How does curry (==) work?

Question 1

The definition of curry is:

curry :: ((a, b) -> c) -> a -> b -> c
curry f = \x y -> f (x, y)

If we substitute that in:

\x y z -> (curry (==) x y) z
\x y z -> ((==) (x, y)) z    -- Function application
\x y z -> (==) (x, y) z      -- Remove parentheses (function application is left associative in Haskell, so they are unnecessary here)
\x y z -> (x, y) == z        -- Convert to infix

We can tell right away that z must be some kind of tuple as well, or else this last line wouldn't type check since both arguments of == must have the same type.

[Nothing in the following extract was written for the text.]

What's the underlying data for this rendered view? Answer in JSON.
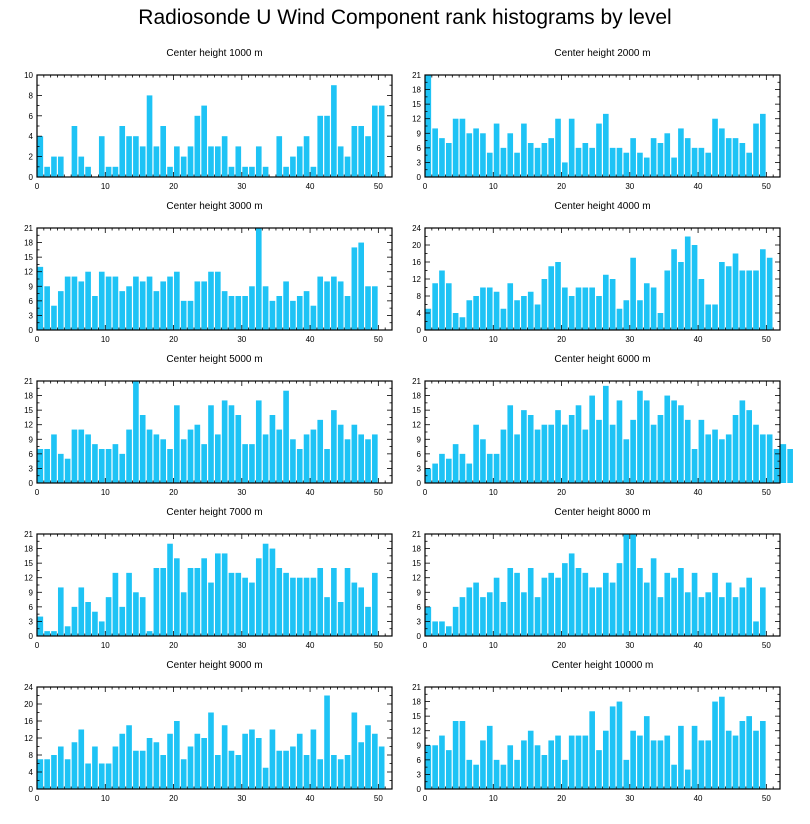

When we look at the definition of the tuple instance for Eq, we find

instance (Eq a, Eq b) => Eq (a, b) where
  (x, y) == (x', y') = (x == x') && (y == y')

(This isn't spelled out in the source code of the standard library, it actually uses the "standalone deriving" mechanism to automatically derive the instance for the (Eq a, Eq b) => (a, b) type. This code is equivalent to what gets derived though.)

So, in this case, we can treat == as though it has the type

(==) :: (Eq a, Eq b) => (a, b) -> (a, b) -> Bool

Both x and y must have types that are instances of Eq, but they don't need to be the same instance of Eq. For example, what if we have 12 and "abc"? Those are two different types but we can still use our function, since they are both instances of Eq: (\x y z -> (x, y) == z) (12, "abc") (30, "cd") (this expression type checks and evaluates to False).

Question 2

== can be used on tuples, that is you can write (a1, b1) == (a2, b2).

In that case the type of == is specialized to (Eq a, Eq b) => (a, b) -> (a,b) -> Bool.

If you now apply curry to that type, you get (Eq a, Eq b) => a -> b -> (a, b) -> Bool.